Anche le istituzioni scientifiche sono diventate obiettivi. Secondo un rapporto del febbraio 2023 del Ministero dell’Istruzione e della Scienza dell’Ucraina, 120 college o istituti scientifici sono stati almeno parzialmente danneggiati dalle forze russe nel primo anno di guerra. Dei 60.000 ricercatori scientifici e 35.000 personale di supporto che vivevano in Ucraina prima dell’invasione russa, circa 6.000 sono fuggiti, Natura rapporti.

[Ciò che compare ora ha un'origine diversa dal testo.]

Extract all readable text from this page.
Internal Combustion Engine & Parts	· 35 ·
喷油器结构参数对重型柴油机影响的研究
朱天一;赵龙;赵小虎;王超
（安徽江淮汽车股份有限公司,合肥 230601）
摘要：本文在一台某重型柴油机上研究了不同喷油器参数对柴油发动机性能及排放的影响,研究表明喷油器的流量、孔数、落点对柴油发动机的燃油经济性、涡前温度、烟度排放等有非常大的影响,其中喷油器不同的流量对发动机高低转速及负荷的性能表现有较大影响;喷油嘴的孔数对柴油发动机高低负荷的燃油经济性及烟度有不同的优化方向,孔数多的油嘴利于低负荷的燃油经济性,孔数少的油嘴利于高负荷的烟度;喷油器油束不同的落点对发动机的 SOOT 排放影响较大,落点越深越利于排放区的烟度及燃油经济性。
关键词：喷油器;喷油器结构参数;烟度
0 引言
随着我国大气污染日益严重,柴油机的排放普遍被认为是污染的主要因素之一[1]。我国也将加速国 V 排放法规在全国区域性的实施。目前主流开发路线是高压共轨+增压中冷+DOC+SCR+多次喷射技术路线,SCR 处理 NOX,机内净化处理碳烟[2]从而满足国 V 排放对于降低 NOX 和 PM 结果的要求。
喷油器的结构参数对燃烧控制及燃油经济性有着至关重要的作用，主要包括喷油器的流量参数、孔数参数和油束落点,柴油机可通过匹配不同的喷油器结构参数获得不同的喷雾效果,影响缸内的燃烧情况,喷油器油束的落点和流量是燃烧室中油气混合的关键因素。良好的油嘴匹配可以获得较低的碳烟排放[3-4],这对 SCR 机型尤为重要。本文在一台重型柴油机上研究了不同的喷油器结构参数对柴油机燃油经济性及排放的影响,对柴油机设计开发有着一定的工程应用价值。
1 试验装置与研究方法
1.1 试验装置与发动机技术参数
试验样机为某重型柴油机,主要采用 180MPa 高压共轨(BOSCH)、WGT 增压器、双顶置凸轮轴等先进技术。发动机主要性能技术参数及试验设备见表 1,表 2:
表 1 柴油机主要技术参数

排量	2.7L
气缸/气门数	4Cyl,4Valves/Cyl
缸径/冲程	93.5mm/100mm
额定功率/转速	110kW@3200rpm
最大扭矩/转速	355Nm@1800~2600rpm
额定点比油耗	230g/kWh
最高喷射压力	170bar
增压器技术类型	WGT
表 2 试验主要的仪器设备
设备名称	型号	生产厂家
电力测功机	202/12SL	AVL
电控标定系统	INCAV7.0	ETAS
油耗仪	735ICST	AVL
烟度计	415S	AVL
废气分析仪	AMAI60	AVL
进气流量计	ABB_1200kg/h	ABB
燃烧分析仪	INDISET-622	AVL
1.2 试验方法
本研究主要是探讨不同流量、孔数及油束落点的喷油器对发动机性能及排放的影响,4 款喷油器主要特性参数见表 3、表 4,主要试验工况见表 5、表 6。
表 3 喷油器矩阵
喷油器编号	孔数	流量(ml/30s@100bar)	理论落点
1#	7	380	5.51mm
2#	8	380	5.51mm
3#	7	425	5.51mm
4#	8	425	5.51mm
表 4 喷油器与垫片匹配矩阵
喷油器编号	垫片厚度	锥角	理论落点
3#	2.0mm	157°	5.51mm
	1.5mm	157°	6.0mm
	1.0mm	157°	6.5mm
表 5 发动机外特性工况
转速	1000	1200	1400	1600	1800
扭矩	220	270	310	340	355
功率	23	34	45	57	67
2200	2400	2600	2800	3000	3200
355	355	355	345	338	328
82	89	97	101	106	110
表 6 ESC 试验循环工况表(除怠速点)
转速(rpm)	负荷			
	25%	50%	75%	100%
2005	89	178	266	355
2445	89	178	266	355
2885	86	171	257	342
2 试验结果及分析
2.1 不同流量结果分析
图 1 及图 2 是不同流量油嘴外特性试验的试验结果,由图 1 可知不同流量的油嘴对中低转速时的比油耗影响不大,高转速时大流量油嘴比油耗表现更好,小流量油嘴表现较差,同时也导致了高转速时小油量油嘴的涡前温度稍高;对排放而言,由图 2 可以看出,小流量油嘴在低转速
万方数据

Shpak ha dato ai ricercatori un piccolo modo per reagire. Nei primi giorni di guerra, ha scritto un’e-mail ai suoi contatti sui mammiferi marini – colleghi, conoscenti, amici, amici di amici – con una richiesta difficile: ha chiesto soldi. Conoscendo il disperato bisogno di aiuto del suo paese, ha detto: “Se vuoi aiutare, ecco la mia carta di credito. Ecco il mio numero di conto.» È stata inondata di donazioni, per un totale di oltre $ 25.000, ha stimato.

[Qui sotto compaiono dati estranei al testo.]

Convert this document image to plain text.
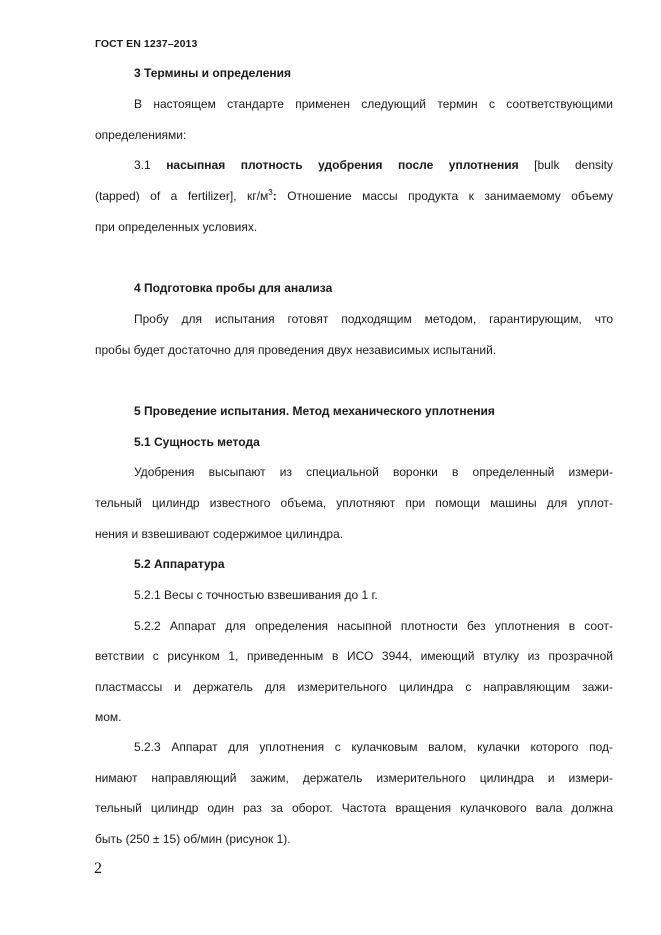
ГОСТ EN 1237–2013
3 Термины и определения
В настоящем стандарте применен следующий термин с соответствующими
определениями:
3.1 насыпная плотность удобрения после уплотнения [bulk density
(tapped) of a fertilizer], $кг/м^3$: Отношение массы продукта к занимаемому объему
при определенных условиях.
4 Подготовка пробы для анализа
Пробу для испытания готовят подходящим методом, гарантирующим, что
пробы будет достаточно для проведения двух независимых испытаний.
5 Проведение испытания. Метод механического уплотнения
5.1 Сущность метода
Удобрения высыпают из специальной воронки в определенный измери-
тельный цилиндр известного объема, уплотняют при помощи машины для уплот-
нения и взвешивают содержимое цилиндра.
5.2 Аппаратура
5.2.1 Весы с точностью взвешивания до 1 г.
5.2.2 Аппарат для определения насыпной плотности без уплотнения в соот-
ветствии с рисунком 1, приведенным в ИСО 3944, имеющий втулку из прозрачной
пластмассы и держатель для измерительного цилиндра с направляющим зажи-
мом.
5.2.3 Аппарат для уплотнения с кулачковым валом, кулачки которого под-
нимают направляющий зажим, держатель измерительного цилиндра и измери-
тельный цилиндр один раз за оборот. Частота вращения кулачкового вала должна
быть (250 ± 15) об/мин (рисунок 1).
2
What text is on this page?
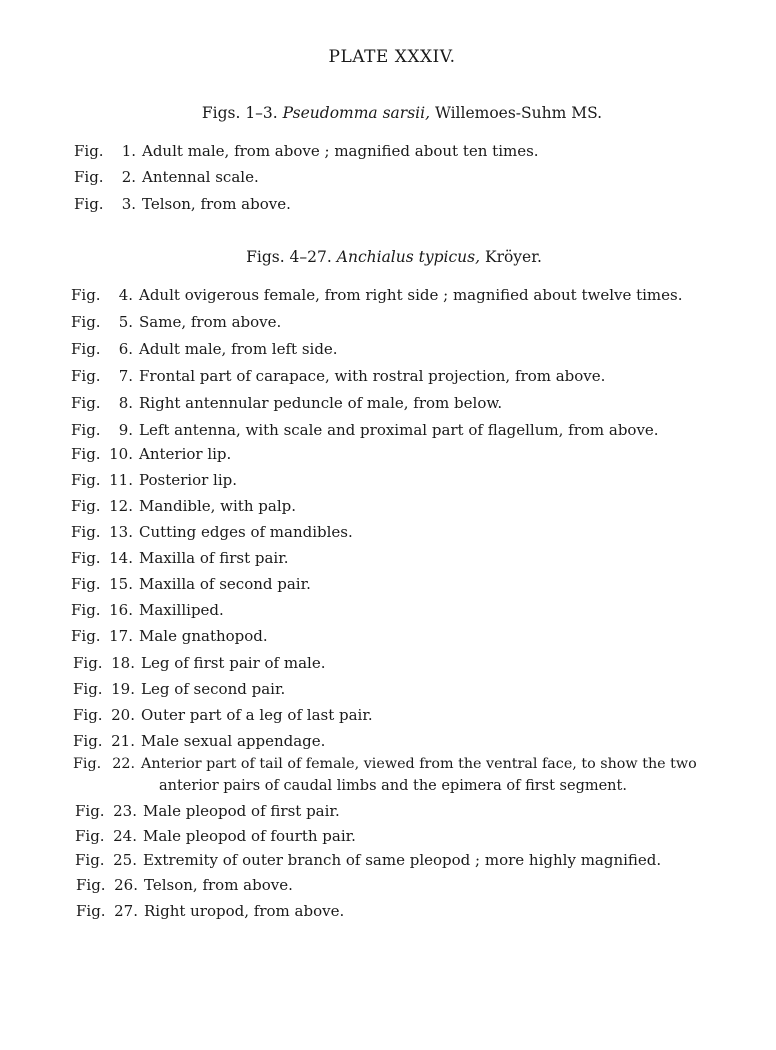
PLATE XXXIV.
Figs. 1–3. Pseudomma sarsii, Willemoes-Suhm MS.
Fig. 1. Adult male, from above ; magnified about ten times.
Fig. 2. Antennal scale.
Fig. 3. Telson, from above.
Figs. 4–27. Anchialus typicus, Kröyer.
Fig. 4. Adult ovigerous female, from right side ; magnified about twelve times.
Fig. 5. Same, from above.
Fig. 6. Adult male, from left side.
Fig. 7. Frontal part of carapace, with rostral projection, from above.
Fig. 8. Right antennular peduncle of male, from below.
Fig. 9. Left antenna, with scale and proximal part of flagellum, from above.
Fig. 10. Anterior lip.
Fig. 11. Posterior lip.
Fig. 12. Mandible, with palp.
Fig. 13. Cutting edges of mandibles.
Fig. 14. Maxilla of first pair.
Fig. 15. Maxilla of second pair.
Fig. 16. Maxilliped.
Fig. 17. Male gnathopod.
Fig. 18. Leg of first pair of male.
Fig. 19. Leg of second pair.
Fig. 20. Outer part of a leg of last pair.
Fig. 21. Male sexual appendage.
Fig. 22. Anterior part of tail of female, viewed from the ventral face, to show the two
anterior pairs of caudal limbs and the epimera of first segment.
Fig. 23. Male pleopod of first pair.
Fig. 24. Male pleopod of fourth pair.
Fig. 25. Extremity of outer branch of same pleopod ; more highly magnified.
Fig. 26. Telson, from above.
Fig. 27. Right uropod, from above.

Il talento di Shpak nel creare connessioni, tuttavia, ha avuto un costo elevato. La domenica prima del nostro colloquio, aveva appreso che un amico che conosceva da decenni, un soldato che combatteva a Bakhmut, in Ucraina, uno dei campi di battaglia più sanguinosi della guerra, era scomparso in azione e si presumeva fosse morto. È uno dei tanti amici, parenti e conoscenti che ha perso a causa della guerra. Si era presa il lunedì libero, ma gli ordini per le provviste non diminuivano. Martedì è tornata al lavoro. “È come essere un negozio Amazon”, ha detto. “E ogni dannata volta, è urgente.” Si è scusata se la nostra intervista è sembrata sconnessa. “Sto solo perdendo il filo dei miei pensieri perché ora sono a pezzi.”

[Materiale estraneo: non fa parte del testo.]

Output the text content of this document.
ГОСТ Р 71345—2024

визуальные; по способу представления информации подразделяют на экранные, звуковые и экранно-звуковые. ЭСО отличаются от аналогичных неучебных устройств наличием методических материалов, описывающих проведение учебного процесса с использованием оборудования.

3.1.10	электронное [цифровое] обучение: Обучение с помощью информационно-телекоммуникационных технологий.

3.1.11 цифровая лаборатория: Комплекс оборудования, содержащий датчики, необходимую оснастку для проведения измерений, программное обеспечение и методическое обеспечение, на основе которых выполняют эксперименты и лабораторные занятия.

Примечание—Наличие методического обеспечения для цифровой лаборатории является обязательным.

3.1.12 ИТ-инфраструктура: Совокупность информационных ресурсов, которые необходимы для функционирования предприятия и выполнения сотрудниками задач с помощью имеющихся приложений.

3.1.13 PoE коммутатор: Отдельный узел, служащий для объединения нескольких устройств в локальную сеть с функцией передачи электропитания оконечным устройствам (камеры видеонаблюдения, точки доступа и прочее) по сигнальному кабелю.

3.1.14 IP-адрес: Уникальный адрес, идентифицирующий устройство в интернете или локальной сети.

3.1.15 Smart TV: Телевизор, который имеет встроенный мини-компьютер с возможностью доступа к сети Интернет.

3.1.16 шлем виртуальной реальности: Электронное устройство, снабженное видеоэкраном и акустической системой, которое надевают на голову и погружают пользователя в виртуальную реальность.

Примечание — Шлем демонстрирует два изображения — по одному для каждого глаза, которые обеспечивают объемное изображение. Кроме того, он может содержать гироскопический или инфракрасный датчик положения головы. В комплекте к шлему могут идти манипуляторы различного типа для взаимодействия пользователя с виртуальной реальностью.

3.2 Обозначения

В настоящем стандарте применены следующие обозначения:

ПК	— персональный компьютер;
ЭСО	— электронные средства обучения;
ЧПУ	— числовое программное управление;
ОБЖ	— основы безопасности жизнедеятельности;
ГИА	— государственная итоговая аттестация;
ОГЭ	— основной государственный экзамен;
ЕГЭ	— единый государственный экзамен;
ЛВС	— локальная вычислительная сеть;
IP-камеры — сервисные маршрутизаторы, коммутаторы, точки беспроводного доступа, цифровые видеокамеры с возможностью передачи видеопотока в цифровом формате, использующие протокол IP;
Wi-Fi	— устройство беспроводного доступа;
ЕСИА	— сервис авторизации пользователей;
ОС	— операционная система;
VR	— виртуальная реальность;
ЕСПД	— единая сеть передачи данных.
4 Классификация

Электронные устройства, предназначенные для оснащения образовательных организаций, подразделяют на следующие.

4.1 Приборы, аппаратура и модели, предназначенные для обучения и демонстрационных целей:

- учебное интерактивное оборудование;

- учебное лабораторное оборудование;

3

Ogni volta che chiedevo a Shpak delle balene, era come cercare di nuotare controcorrente. A differenza dei suoi pensieri sulla guerra, le sue risposte sembravano distanti e rigide. I giovani colleghi di Shpak, che da allora hanno assunto il suo lavoro sulle teste d’arco di Okhotsk, di tanto in tanto chiamano dalla Russia con domande di ricerca, ma dopo un anno di guerra, la sua passione un tempo traboccante per la scienza è stata eclissata. “Onestamente, mi sembra, fanculo, le balene vivranno senza di me”, mi ha detto. “Capisco che è il loro lavoro. Per loro è importante. Sono un fanatico della scienza da 25 anni. Ma ora, è così poco importante.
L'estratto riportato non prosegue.